Unsur TNI AD dalam pelaksanaan binternya, tak mesti menjadi layaknya seorang´”sinterklas”, tetapi juga belajar dari ekosistem yang ada dan bersama-sama memecahkan masalah. Sinergi dan partisipasi komunitas, itulah yang mesti dibangun. Bukankah alam terkembang jadi guru, sudah memberikan pedoman yang sangat luar biasa. Karena itu belajar bersama-sama, memecahkan masalah bersama-sama, tetapi tetap dalam konteks keseimbangan lingkungan.
Realitas yang sudah dilakukan oleh Korem 032 WBR selalu dalam kawalan pelaksanaan binter yang mengacu pada hal itu. Penanaman akar wangi adalah contohnya, dimana keseimbangan ekosistem jadi perhatian. Revitalisasi danau juga demikian, yang hakekatnya adalah revitalisasi ekosistem. Kita tidak semata-mata menyasar petani ikan, tapi juga menyasar komunitas lain (manusia dan non manusia) disekitarnya. Keseimbangan, itulah yang akan dibangun.

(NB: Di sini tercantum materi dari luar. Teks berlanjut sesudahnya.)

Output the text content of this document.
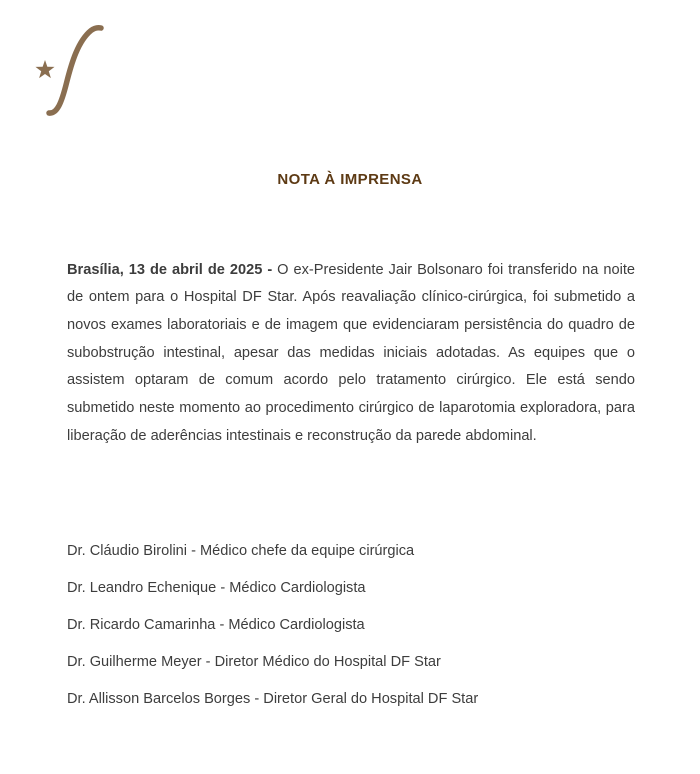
NOTA À IMPRENSA

Brasília, 13 de abril de 2025 - O ex-Presidente Jair Bolsonaro foi transferido na noite de ontem para o Hospital DF Star. Após reavaliação clínico-cirúrgica, foi submetido a novos exames laboratoriais e de imagem que evidenciaram persistência do quadro de subobstrução intestinal, apesar das medidas iniciais adotadas. As equipes que o assistem optaram de comum acordo pelo tratamento cirúrgico. Ele está sendo submetido neste momento ao procedimento cirúrgico de laparotomia exploradora, para liberação de aderências intestinais e reconstrução da parede abdominal.

Dr. Cláudio Birolini - Médico chefe da equipe cirúrgica
Dr. Leandro Echenique - Médico Cardiologista
Dr. Ricardo Camarinha - Médico Cardiologista
Dr. Guilherme Meyer - Diretor Médico do Hospital DF Star
Dr. Allisson Barcelos Borges - Diretor Geral do Hospital DF Star
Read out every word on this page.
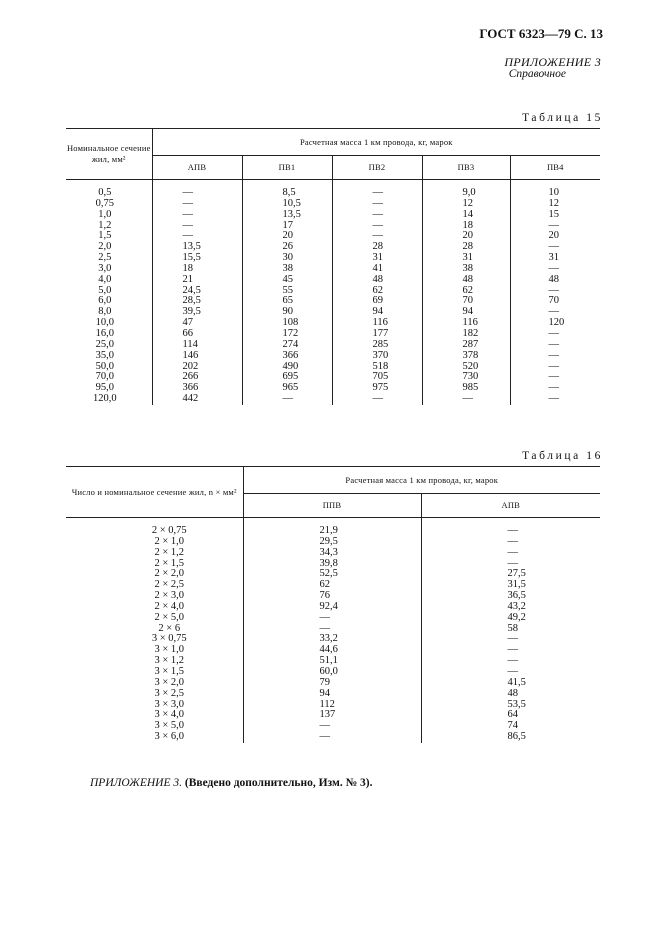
ГОСТ 6323—79 С. 13
ПРИЛОЖЕНИЕ 3
Справочное
Таблица 15
Номинальное сечение жил, мм²	Расчетная масса 1 км провода, кг, марок				
	АПВ	ПВ1	ПВ2	ПВ3	ПВ4
0,5	—	8,5	—	9,0	10
0,75	—	10,5	—	12	12
1,0	—	13,5	—	14	15
1,2	—	17	—	18	—
1,5	—	20	—	20	20
2,0	13,5	26	28	28	—
2,5	15,5	30	31	31	31
3,0	18	38	41	38	—
4,0	21	45	48	48	48
5,0	24,5	55	62	62	—
6,0	28,5	65	69	70	70
8,0	39,5	90	94	94	—
10,0	47	108	116	116	120
16,0	66	172	177	182	—
25,0	114	274	285	287	—
35,0	146	366	370	378	—
50,0	202	490	518	520	—
70,0	266	695	705	730	—
95,0	366	965	975	985	—
120,0	442	—	—	—	—
Таблица 16
Число и номинальное сечение жил, n × мм²	Расчетная масса 1 км провода, кг, марок	
	ППВ	АПВ
2 × 0,75	21,9	—
2 × 1,0	29,5	—
2 × 1,2	34,3	—
2 × 1,5	39,8	—
2 × 2,0	52,5	27,5
2 × 2,5	62	31,5
2 × 3,0	76	36,5
2 × 4,0	92,4	43,2
2 × 5,0	—	49,2
2 × 6	—	58
3 × 0,75	33,2	—
3 × 1,0	44,6	—
3 × 1,2	51,1	—
3 × 1,5	60,0	—
3 × 2,0	79	41,5
3 × 2,5	94	48
3 × 3,0	112	53,5
3 × 4,0	137	64
3 × 5,0	—	74
3 × 6,0	—	86,5
ПРИЛОЖЕНИЕ 3. (Введено дополнительно, Изм. № 3).
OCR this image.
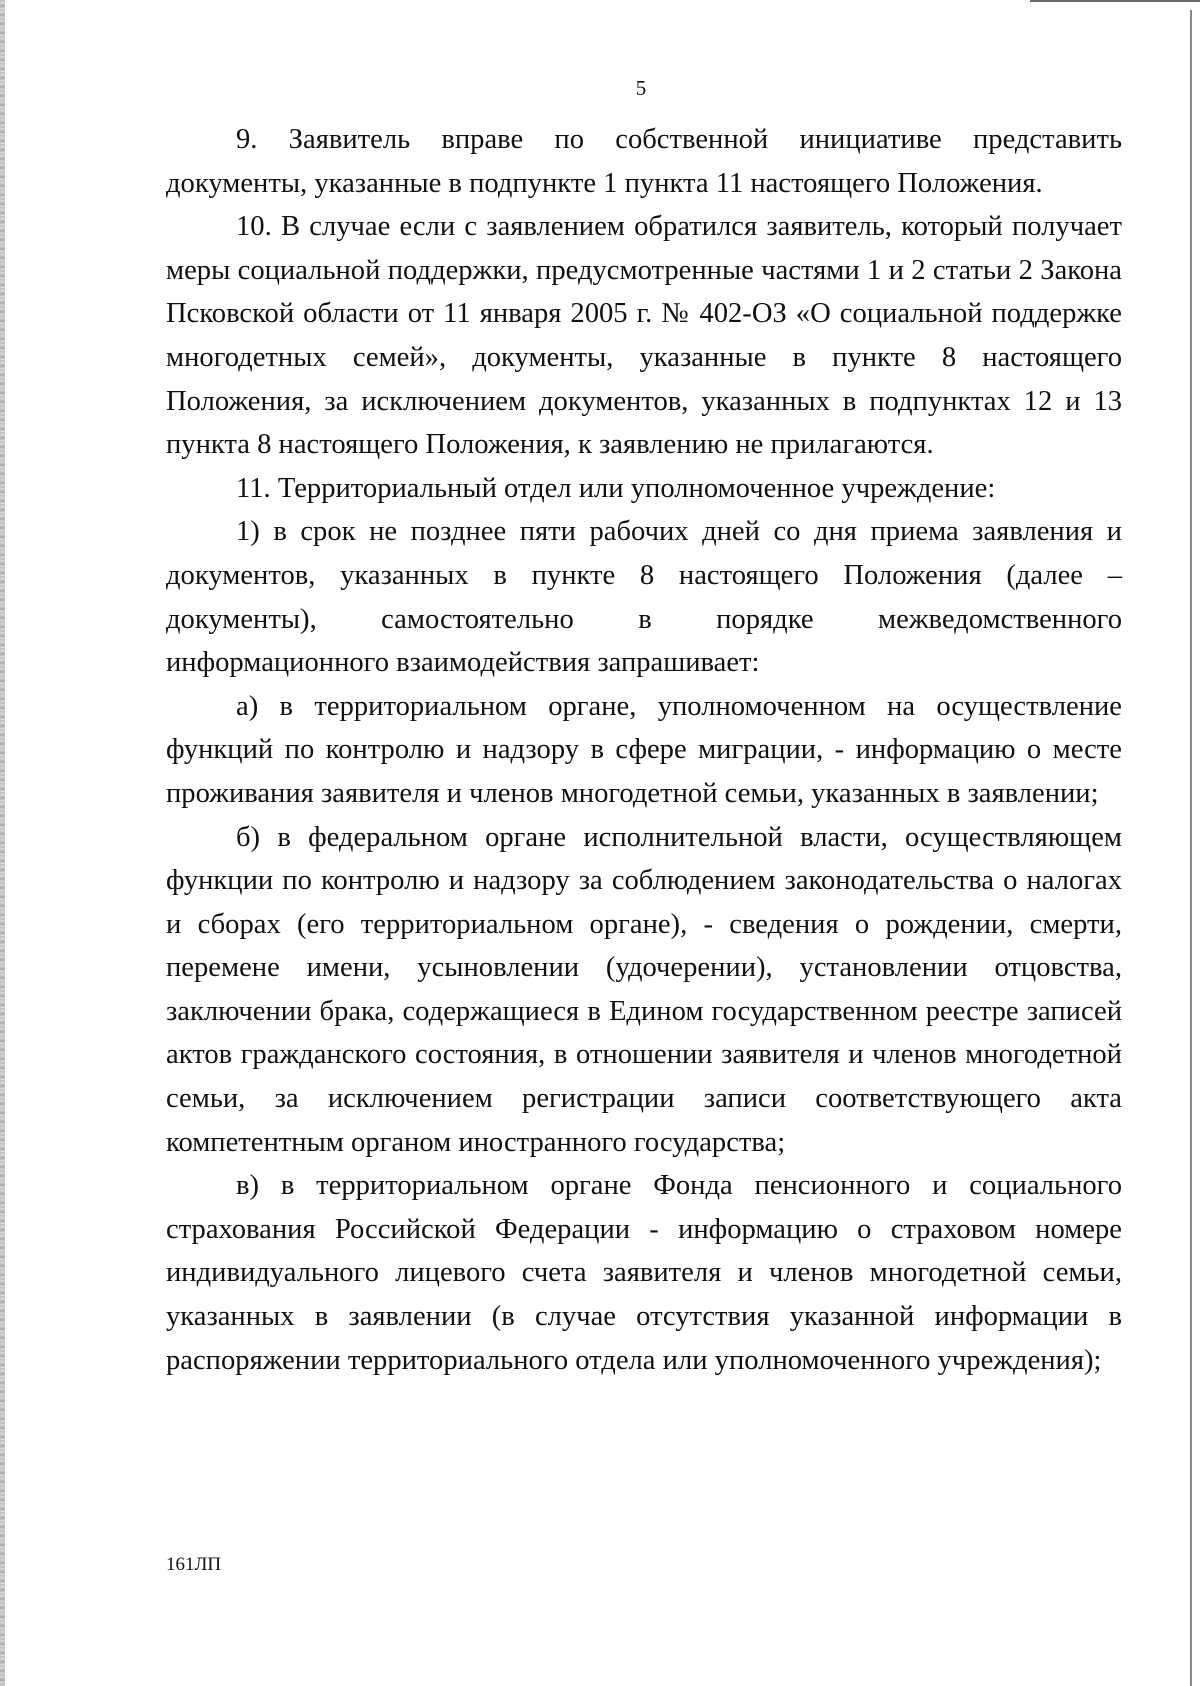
5

9. Заявитель вправе по собственной инициативе представить документы, указанные в подпункте 1 пункта 11 настоящего Положения.

10. В случае если с заявлением обратился заявитель, который получает меры социальной поддержки, предусмотренные частями 1 и 2 статьи 2 Закона Псковской области от 11 января 2005 г. № 402-ОЗ «О социальной поддержке многодетных семей», документы, указанные в пункте 8 настоящего Положения, за исключением документов, указанных в подпунктах 12 и 13 пункта 8 настоящего Положения, к заявлению не прилагаются.

11. Территориальный отдел или уполномоченное учреждение:

1) в срок не позднее пяти рабочих дней со дня приема заявления и документов, указанных в пункте 8 настоящего Положения (далее – документы), самостоятельно в порядке межведомственного информационного взаимодействия запрашивает:

а) в территориальном органе, уполномоченном на осуществление функций по контролю и надзору в сфере миграции, - информацию о месте проживания заявителя и членов многодетной семьи, указанных в заявлении;

б) в федеральном органе исполнительной власти, осуществляющем функции по контролю и надзору за соблюдением законодательства о налогах и сборах (его территориальном органе), - сведения о рождении, смерти, перемене имени, усыновлении (удочерении), установлении отцовства, заключении брака, содержащиеся в Едином государственном реестре записей актов гражданского состояния, в отношении заявителя и членов многодетной семьи, за исключением регистрации записи соответствующего акта компетентным органом иностранного государства;

в) в территориальном органе Фонда пенсионного и социального страхования Российской Федерации - информацию о страховом номере индивидуального лицевого счета заявителя и членов многодетной семьи, указанных в заявлении (в случае отсутствия указанной информации в распоряжении территориального отдела или уполномоченного учреждения);

161ЛП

Tentu saja, ini harus dimulai dari perubahan paradigma individu di kesatuan TNI AD. “Cuci otak” terlebih dulu, baru berkreasi. Sulitkah ? Tidak, asalkan ada kemauan dan sedikit “paksaan”. Saya yakin ini jadi hal penting, tidak hanya bagi TNI AD, tapi juga unsur lain. Sinergi dengan pemerintah daerah, masyarakat, perguruan tinggi, selalu dilakukan. Tigo tungku sajarangan, istilah di Minangkabau, patut jadi perhatian. Sinergi dalam melaksanakan komsos untuk semua makhluk.